The Magic Slate was an enormous success and over time became something of a license magnet. There are Magic Slates emblazoned with the visage of nearly every youth-targeted intellectual property from the 50s to the 80s and even quite a few beyond that. Pretty much every Hanna-Barbera character has one, from the noble and beloved Cattanooga Cats to the loathsome, accursed Shirt Tales. There are Disney Magic Slates with characters like Bambi on them, but there are also Warner Brother’s slates for Tunes of a Loonier persuasion. There are slates for DC Comics heroes like Batman but also Marvel characters like The Hulk. The Magic Slate is a grand unifier. Magic Slate is the only brand I can think of that has tied into Benji, Gremlins, and Pokemon. It’s profoundly universal. If a concept can be represented using images it and can and most likely will be printed on a Magic Slate frame.
The long life of the Magic Slate isn’t all Groovie Ghoulies and Brady Bunch though. There came a time when it was called on to do important, dangerous work and the Magic Slate did not shy away from this portentous duty. In the book Dead Drop: The True Story of Oleg Penkovsky and the Cold War’s Most Dangerous Operation by Jeremy Dunn, there’s a mention of Magic Slates being used in the US Embassy in Moscow during the 60s. The Russians had gifted the embassy a carved, wooden facsimile of the Great Seal of the United States. This seal was found to be fitted with a hidden listening device and this revelation forced everyone working in the embassy to assume the whole place was wired for Soviet surveillance.
Magic Slates were cheap and plentiful. They provided a way to communicate silently while leaving behind no physical residue that could be reassembled and decoded if dispossessed of carelessly. All it takes is a flick of the wrist and it’s all gone. The assumptions made by the workers in the embassy proved correct. The Soviets were, in fact, listening to their conversations. The Magic Slate served its country ably. With its duty discharged, the humble Magic Slate settled into retirement. It left the cold Moscow air behind for warmer climes, the toy aisle specifically. For two decades it got to rest its weary wax. The world grew more complicated every day and it seemed increasingly unlikely that anybody would need the old Paper Saver again.

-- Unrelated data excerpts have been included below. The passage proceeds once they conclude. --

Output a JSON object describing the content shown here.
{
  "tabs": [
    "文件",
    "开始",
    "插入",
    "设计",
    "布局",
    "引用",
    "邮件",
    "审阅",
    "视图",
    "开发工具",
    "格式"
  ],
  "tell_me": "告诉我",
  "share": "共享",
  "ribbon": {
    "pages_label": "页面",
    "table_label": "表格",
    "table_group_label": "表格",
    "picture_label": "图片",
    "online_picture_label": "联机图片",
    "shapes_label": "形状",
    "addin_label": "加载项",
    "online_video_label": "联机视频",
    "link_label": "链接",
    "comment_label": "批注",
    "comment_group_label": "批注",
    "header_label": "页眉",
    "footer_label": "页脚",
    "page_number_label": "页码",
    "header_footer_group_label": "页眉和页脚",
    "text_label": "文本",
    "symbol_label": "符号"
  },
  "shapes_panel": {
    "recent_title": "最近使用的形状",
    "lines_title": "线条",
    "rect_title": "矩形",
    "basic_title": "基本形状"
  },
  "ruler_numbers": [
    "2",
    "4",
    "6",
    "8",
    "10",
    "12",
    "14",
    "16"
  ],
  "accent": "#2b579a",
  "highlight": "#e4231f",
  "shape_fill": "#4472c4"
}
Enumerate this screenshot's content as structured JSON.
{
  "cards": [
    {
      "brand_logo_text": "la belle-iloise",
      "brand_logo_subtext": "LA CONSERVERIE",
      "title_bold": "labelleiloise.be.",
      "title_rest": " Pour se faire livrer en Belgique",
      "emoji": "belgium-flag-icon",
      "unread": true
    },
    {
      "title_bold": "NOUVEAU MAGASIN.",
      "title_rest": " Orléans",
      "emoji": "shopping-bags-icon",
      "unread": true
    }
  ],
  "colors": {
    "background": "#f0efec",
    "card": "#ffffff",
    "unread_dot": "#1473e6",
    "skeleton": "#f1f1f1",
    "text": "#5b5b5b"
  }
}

This is a spy story though, and like all great spies, the Magic Slate got called out of retirement for one last job. Its country needed it and the Magic Slate had no choice but to heed the call of duty once more. It was 1987 and the Slate’s old enemies were back at it. The Soviets had been caught bugging the embassy in Moscow once again. The Magic Slate ended up in the hands of visiting senators and aides were buying the toy by the dozens. The renewed use of Magic Slates in Moscow was reported on by a few news outlets and ended up being a major PR boon for Western Publishing, the company that owned the rights to toy at the time. They actually sent several crates, containing a total of thousands of Magic Slates, to the Secretary of State, the Director of Central Intelligence, and even President Ronald Reagan himself. These donations were rejected, however. It was too late, the surveillance issue had already been rectified. Unlike the heroes of most spy stories, the Magic Slate made it through its final mission unscathed and was allowed the peaceful retirement it deserved.